Até o causo das formigas de coco, que andaram comendo seus livros achei! E de quando fiz Capitu no teatro da Academia Brasileira de Letras, adaptação de Dom Casmurro, e você comemorou me falando da grandeza dessa personagem e de como a ambiguidade dela é uma das maiores sacadas de Machado, ambiguidade que se tornou a grande qualidade literária do séc. XX. Foi tão importante ouvir essas coisas de você, que tinha feito no mestrado exatamente um trabalho sobre “A presença da literatura greco-latina em Dom Casmurro”. Capitu, Capitolina, Capitólio. Mas à época não contei uma coisa que me deixou curiosa: No prédio da Academia Brasileira de Letras vi um pequeno quadro que de seria uma “academia culinária” ou algo assim. Coisas do Machado, que adorava um doce. Principalmente uma boa cocada. Fui atrás disso no onipresente e onisciente google, mas não achei. Achei uma crônica muito linda, onde comenta o lançamento de um livro de confeitaria:
“É fora de dúvida, que a literatura confeitológica sentia necessidade de mais um livro em que fossem compendiadas as novíssimas fórmulas inventadas pelo engenho humano para o fim de adoçar as amarguras deste vale de lágrimas.

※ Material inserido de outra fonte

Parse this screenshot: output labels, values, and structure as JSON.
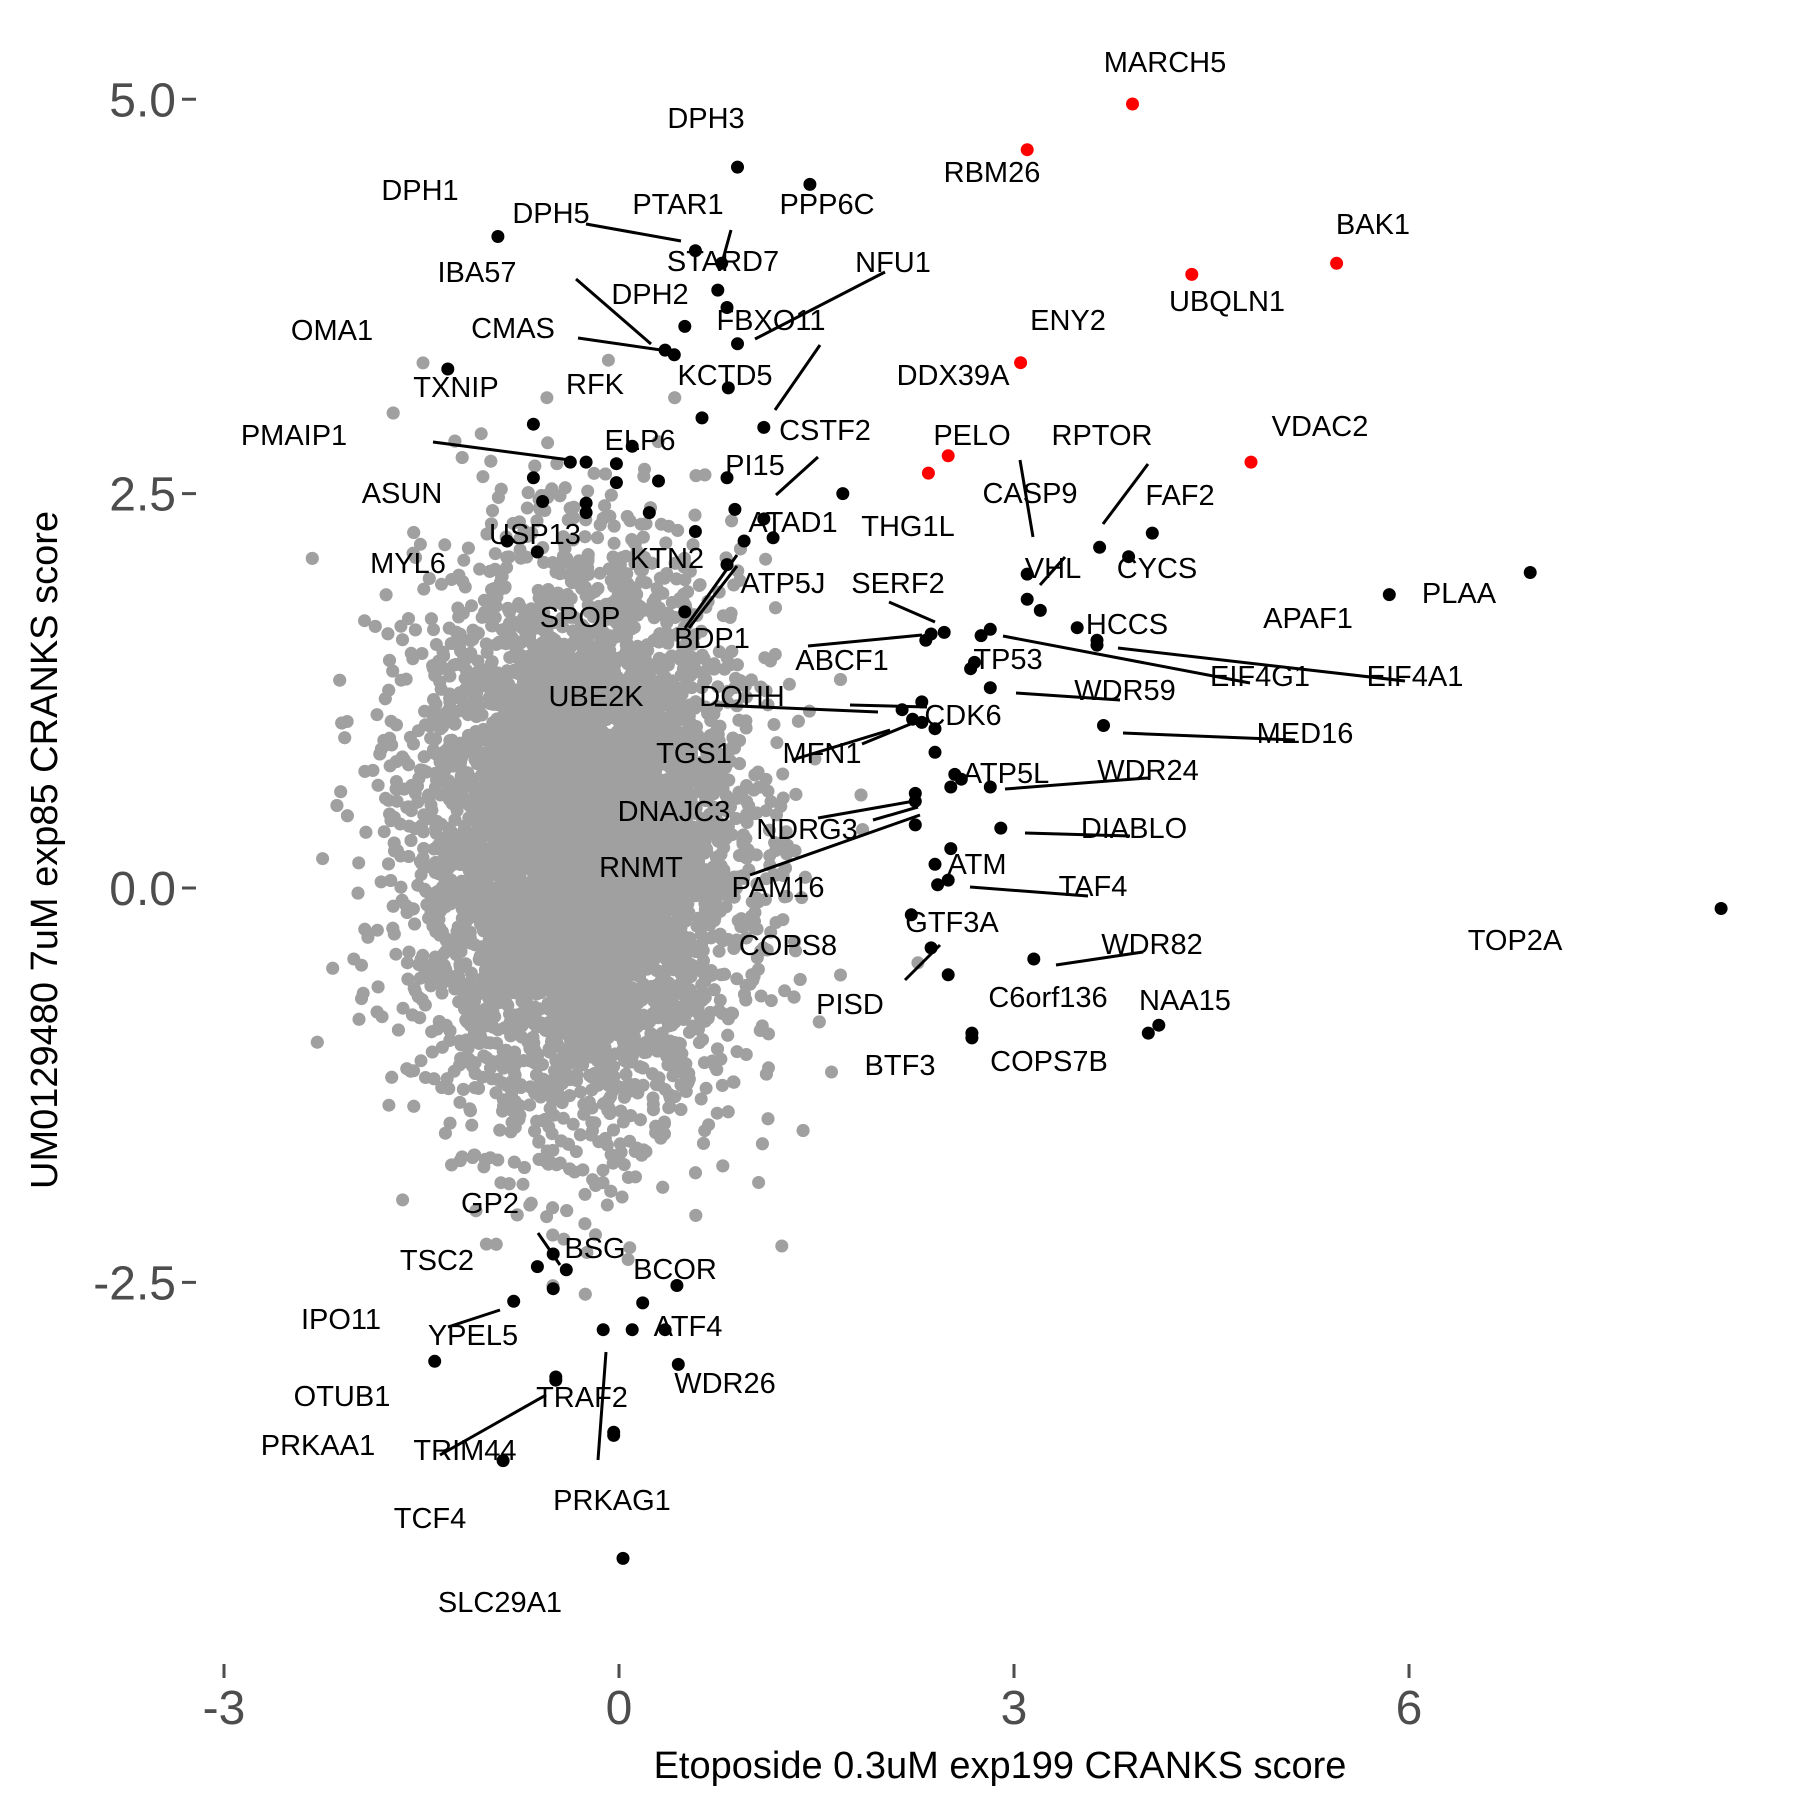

Tem barreiras a filosofia; a ciência política acha um limite na testa do capanga. Não está no mesmo caso a arte do arroz-doce, e acresce-lhe a vantagem de dispensar demonstrações e definições. Não se demonstra uma cocada, come-se. Comê-la é defini-la. No meio dos graves problemas sociais cuja solução buscam os espíritos investigadores do nosso século, a publicação de um manual de confeitaria, só pode parecer vulgar a espíritos vulgares; na realidade, é um fenômeno eminentemente significativo. Digamos todo o nosso pensamento: é uma restauração, é a restauração do nosso princípio social. O princípio social do Rio de Janeiro, como se sabe, é o doce de coco e a compota de marmelos. … “
É. Parece que pouco mudou. E enquanto escrevo a goteira pinga, pinga. “O Brasil é um país úmido e hereditário. As coisas se estragam com a umidade e passam como estão para a geração seguinte, aí se estragam mais.” Como você bem citou Tom Jobim numa das cartas lindas e divertidas. Vou reler todas.
Te devo um almoço descente, estilo slow food, e não aquela bagaceira mexicana em que levei vocês. Oxalá venha a vacina ainda no verão. O primeiro que tomar pega um avião!